Também a página do Montepio aponta
para esta «nova tendência»: «O entusiasmo à volta
do co-living, um dos conceitos habitacionais em crescimento nas
grandes cidades mundiais, é partilhado por milhares de jovens, trabalhadores
expatriados, investigadores ou apenas profissionais em início de carreira e
que procuram um espaço onde possam viver sem custos
elevados e obrigações
contratuais. A maioria destas empresas disponibiliza quartos com várias
camas ou beliches, cozinhas equipadas e internet de alta velocidade, garantem
um espaço mobilado e bem decorado, onde o design é
levado ao pormenor.»
De novo, isto também não tem
nada.

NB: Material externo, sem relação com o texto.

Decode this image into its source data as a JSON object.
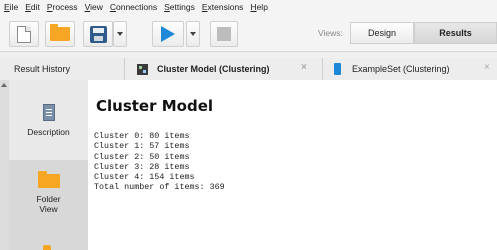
{
  "menubar": [
    {
      "key": "E",
      "rest": "ile"
    },
    {
      "key": "E",
      "rest": "dit"
    },
    {
      "key": "P",
      "rest": "rocess"
    },
    {
      "key": "V",
      "rest": "iew"
    },
    {
      "key": "C",
      "rest": "onnections"
    },
    {
      "key": "S",
      "rest": "ettings"
    },
    {
      "key": "E",
      "rest": "xtensions"
    },
    {
      "key": "H",
      "rest": "elp"
    }
  ],
  "toolbar": {
    "icons": [
      "new-process-icon",
      "open-folder-icon",
      "save-icon",
      "run-icon",
      "stop-icon"
    ],
    "views_label": "Views:",
    "design_label": "Design",
    "results_label": "Results"
  },
  "tabs": {
    "history": "Result History",
    "cluster": "Cluster Model (Clustering)",
    "exampleset": "ExampleSet (Clustering)",
    "close_glyph": "×"
  },
  "sidebar": {
    "description": "Description",
    "folder_view_line1": "Folder",
    "folder_view_line2": "View"
  },
  "content": {
    "title": "Cluster Model",
    "lines": [
      "Cluster 0: 80 items",
      "Cluster 1: 57 items",
      "Cluster 2: 50 items",
      "Cluster 3: 28 items",
      "Cluster 4: 154 items",
      "Total number of items: 369"
    ]
  },
  "colors": {
    "accent_blue": "#1e88d8",
    "folder_orange": "#f6a623"
  }
}
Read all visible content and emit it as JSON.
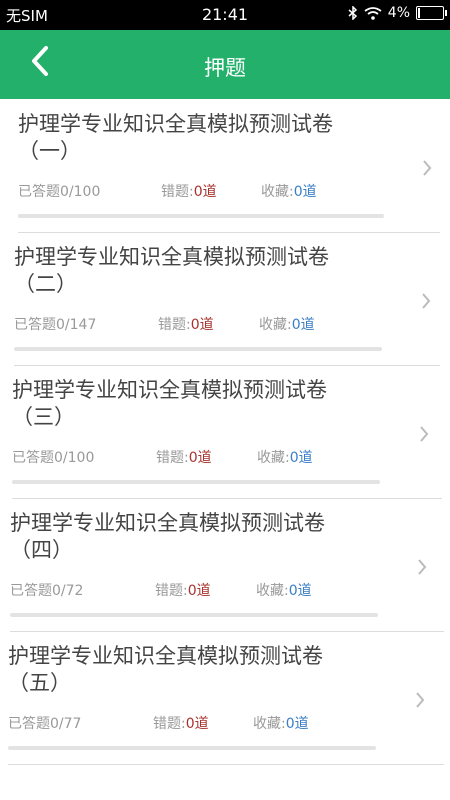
{
  "status_bar": {
    "carrier": "无SIM",
    "time": "21:41",
    "battery": "4%"
  },
  "header": {
    "title": "押题"
  },
  "items": [
    {
      "title": "护理学专业知识全真模拟预测试卷（一）",
      "answered": "已答题0/100",
      "wrong_label": "错题:",
      "wrong_value": "0道",
      "fav_label": "收藏:",
      "fav_value": "0道"
    },
    {
      "title": "护理学专业知识全真模拟预测试卷（二）",
      "answered": "已答题0/147",
      "wrong_label": "错题:",
      "wrong_value": "0道",
      "fav_label": "收藏:",
      "fav_value": "0道"
    },
    {
      "title": "护理学专业知识全真模拟预测试卷（三）",
      "answered": "已答题0/100",
      "wrong_label": "错题:",
      "wrong_value": "0道",
      "fav_label": "收藏:",
      "fav_value": "0道"
    },
    {
      "title": "护理学专业知识全真模拟预测试卷（四）",
      "answered": "已答题0/72",
      "wrong_label": "错题:",
      "wrong_value": "0道",
      "fav_label": "收藏:",
      "fav_value": "0道"
    },
    {
      "title": "护理学专业知识全真模拟预测试卷（五）",
      "answered": "已答题0/77",
      "wrong_label": "错题:",
      "wrong_value": "0道",
      "fav_label": "收藏:",
      "fav_value": "0道"
    }
  ]
}
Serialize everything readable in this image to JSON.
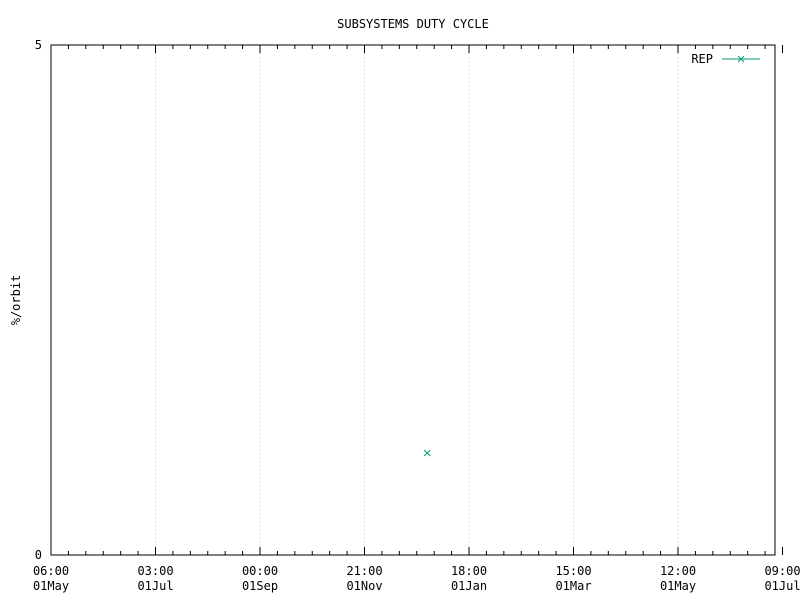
{
  "chart_data": {
    "type": "scatter",
    "title": "SUBSYSTEMS DUTY CYCLE",
    "xlabel": "",
    "ylabel": "%/orbit",
    "ylim": [
      0,
      5
    ],
    "yticks": [
      {
        "label": "0",
        "value": 0
      },
      {
        "label": "5",
        "value": 5
      }
    ],
    "xticks": [
      {
        "time": "06:00",
        "date": "01May"
      },
      {
        "time": "03:00",
        "date": "01Jul"
      },
      {
        "time": "00:00",
        "date": "01Sep"
      },
      {
        "time": "21:00",
        "date": "01Nov"
      },
      {
        "time": "18:00",
        "date": "01Jan"
      },
      {
        "time": "15:00",
        "date": "01Mar"
      },
      {
        "time": "12:00",
        "date": "01May"
      },
      {
        "time": "09:00",
        "date": "01Jul"
      }
    ],
    "grid": true,
    "legend_position": "top-right",
    "series": [
      {
        "name": "REP",
        "color": "#009e73",
        "marker": "x",
        "points": [
          {
            "x_tick_position": 3.6,
            "y": 1.0
          }
        ]
      }
    ]
  }
}
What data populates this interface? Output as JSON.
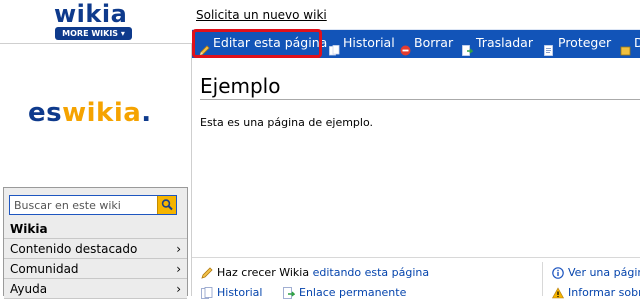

Várias famílias a partilhar a mesma casa ou trabalhadores deslocados a
viver em residenciais faz parte do passado e só pode ser considerado um
retrocesso.
6) Modelos da Gucci com mochilas
da Glovo às costas
Em Março deste ano, a revista
espanhola Glamour lançou uma campanha de moda em que modelos usaram
roupas da Prada e da Gucci (marcas de luxo) com as mochilas da Glovo às costas.
A polémica foi grande, num país
onde têm ocorrido vários conflitos relativos à exploração vivida pelos
trabalhadores desta empresa, e muitos foram os que se revoltaram, nomeadamente
nas redes sociais, contra esta tentativa de legitimação da precariedade.
Apesar da responsabilidade da
campanha ser da revista, a Glovo decidiu dar a conhecer a sua opinião sobre o
caso: «As mochilas da Glovo tornaram-se parte do dia-a-dia das nossas cidades.
A Glovo não é apenas uma marca, mas uma nova forma de consumo já utilizada por
mais de 2,5 milhões de utilizadores.»
Ou seja, uma mochila da Glovo já
faz parte do nosso quotidiano, não há que o questionar. É uma boa metáfora para
a perpetuação deste modelo económico – o capitalismo é naturalizado,
está presente e é aceite, como aceitamos uma árvore que sempre esteve ali.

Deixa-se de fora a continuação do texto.